Práctica del amor a Jesucristo – San Alfonso María de Ligorio – Capítulo III
[1] In manus tuas commendo spiritum meum: liberabis me, Domine Deus fidelis (Ps., XXX, 6).
[2] Vere languores ipse tulit, et dolores nostros ipse portavit (Is., LIII, 4).
[3] Delens quod adversus nos erat chirographum decreti… et ipsum tulit de medio, affigens illud cruci (Col., II, 14).
[4] Accessistis ad mediatorem Iesum, et sanguinis aspersionem melius loquentem quam Abel (Hebr., XII, 24).
[5] Pater… omne iudicium dedit Filio (Io., V, 22).
[6] Quis est qui condemnet?
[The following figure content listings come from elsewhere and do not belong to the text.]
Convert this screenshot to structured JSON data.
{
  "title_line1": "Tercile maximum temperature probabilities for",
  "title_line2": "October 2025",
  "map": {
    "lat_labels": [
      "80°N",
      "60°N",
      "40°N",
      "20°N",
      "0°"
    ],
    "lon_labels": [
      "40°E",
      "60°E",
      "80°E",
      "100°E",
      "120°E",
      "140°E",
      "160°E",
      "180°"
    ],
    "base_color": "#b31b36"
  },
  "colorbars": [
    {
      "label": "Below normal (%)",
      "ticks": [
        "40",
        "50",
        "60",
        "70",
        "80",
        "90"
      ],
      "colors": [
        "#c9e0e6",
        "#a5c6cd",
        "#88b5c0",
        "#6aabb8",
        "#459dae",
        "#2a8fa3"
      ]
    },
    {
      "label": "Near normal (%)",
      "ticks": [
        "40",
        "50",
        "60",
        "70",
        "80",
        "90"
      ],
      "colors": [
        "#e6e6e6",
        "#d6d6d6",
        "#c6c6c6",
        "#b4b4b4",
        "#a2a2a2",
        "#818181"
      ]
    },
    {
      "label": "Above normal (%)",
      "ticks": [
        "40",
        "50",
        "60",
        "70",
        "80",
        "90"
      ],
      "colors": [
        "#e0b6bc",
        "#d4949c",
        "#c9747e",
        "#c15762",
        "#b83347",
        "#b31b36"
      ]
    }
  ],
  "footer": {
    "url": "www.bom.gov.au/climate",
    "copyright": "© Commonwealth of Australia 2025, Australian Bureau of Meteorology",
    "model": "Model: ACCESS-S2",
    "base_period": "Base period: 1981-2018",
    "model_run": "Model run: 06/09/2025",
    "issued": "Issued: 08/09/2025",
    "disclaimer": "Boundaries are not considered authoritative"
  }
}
Christus Iesus qui mortuus est… qui etiam interpellat pro nobis (Rom., VIII, 34).
[7] Per patientiam curramus ad propositum nobis certamen: aspicientes in auctorem fidei, et consummatorem Iesum, qui proposito sibi gaudio, sustinuit crucem, confusione contempta (Hebr., XII, 1-2).
[8] Adeamus ergo cum fiducia ad thronum gratiae, ut misericordiam consequamur, et gratiam inveniamus in auxilio opportuno (Hebr., IV, 16).
[9] In omnibus divites facti estis in illo… ita ut nihil vobis desit in ulla gratia (I Cor., I, 5 y 7).